Für ERP-Anbieter verbindet sich damit eine große Herausforderung. Sie müssen die individuellen Entscheidungen ihrer Kunden auf dem Weg in den digitalen Wandel nicht nur nachvollziehen, sondern vordenken. Sie müssen die Konsequenzen des digitalen Wandels nicht nur technisch verstehen, sondern auch markttechnisch. Wie sich die Märkte ändern, so ändern sich auch die Anbieter – und mit ihnen ihr digitaler Zwilling.
Dabei ist die Unmittelbarkeit von Planung und Fertigung, von Nachfrage und Angebot, von Rückmeldung und Reaktion nur eine der Auswirkungen des digitalen Wandels. Als ebenso wirkungsvoll erweisen sich die Methoden zur Analyse von großen Datenmengen, zum Erkennen und Wiedererkennen von Datenmustern, zur Ausprägung neuer Verhaltensmuster auf der Basis der gewonnenen Erkenntnisse. Der digitale Wandel stürmt exponentiell voran, weil er zugleich durch eine Vielzahl von Trends befeuert wird: Big Data, Künstliche Intelligenz, Robotik, Machine Learning. Und alles ist untereinander vernetzt durch die Cloud.

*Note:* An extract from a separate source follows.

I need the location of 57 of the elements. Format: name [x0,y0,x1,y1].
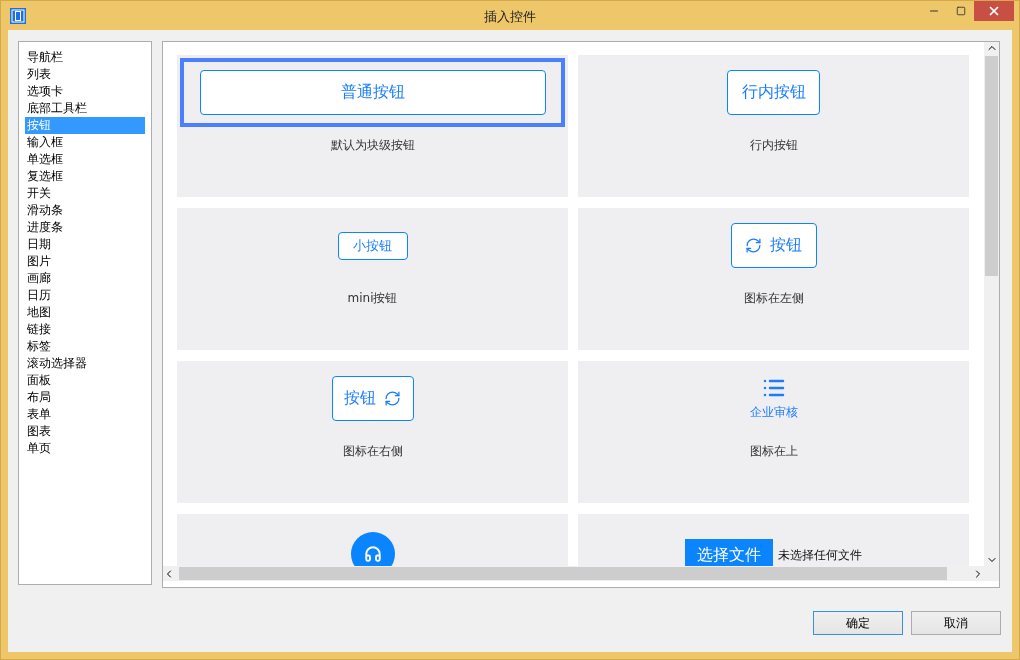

Die Funktions- und Wirkungsweise eines modernen ERP der vierten, ja fünften Generation kann sich in jede Richtung dieser Megatrends weiterentwickeln. Wer sein Unternehmen besser über Zahlen steuert, achtet auf die Modernisierung des Controllings, wer marktgetrieben auf das Feedback der Consumer reagieren muss, investiert in Predictive Analytics. Wer auf eine störungsfreie Supply Chain setzt, konzentriert sich auf Kommunikation und Kollaboration. Und wer vor allem flexibel fertigen möchte, schaut auf die Möglichkeiten der Robotik. Aber in jedem Fall baut er sein ERP-System aus.
Welcher Weg der richtige ist, entscheidet sich von Anwender zu Anwender. Für die Anbieter der ERP-Lösungen kann dies bedeuten, dass sie ihr betriebswirtschaftliches Lösungsangebot offener, flexibler und zugleich kooperativer gestalten müssen – im Dialog mit ihren Kunden auf der Suche nach der richtigen Positionierung.
In jedem Fall aber kommt der deutschen Software-Szene hier die Bedeutung des Enablers zu, die mit dazu beitragen kann, dass Deutschland ein Musterland des digitalen Wandels wird. Die Politik sollte deshalb nicht allein auf die Großen in den führenden Branchen – Automobil. Maschinenbau, Chemie, Elektro und Elektronik – schauen, wenn es um den Marsch durch die Innovationen geht. Gerade die mittelständische deutsche Software-Szene braucht jetzt erleichterten Zugang zu Kapital, zu Fachkräften sowie steuerliche Anreize bei der Schaffung immaterieller Werte. Sie werden sich schnell als substanziell für den Standort Deutschland erweisen.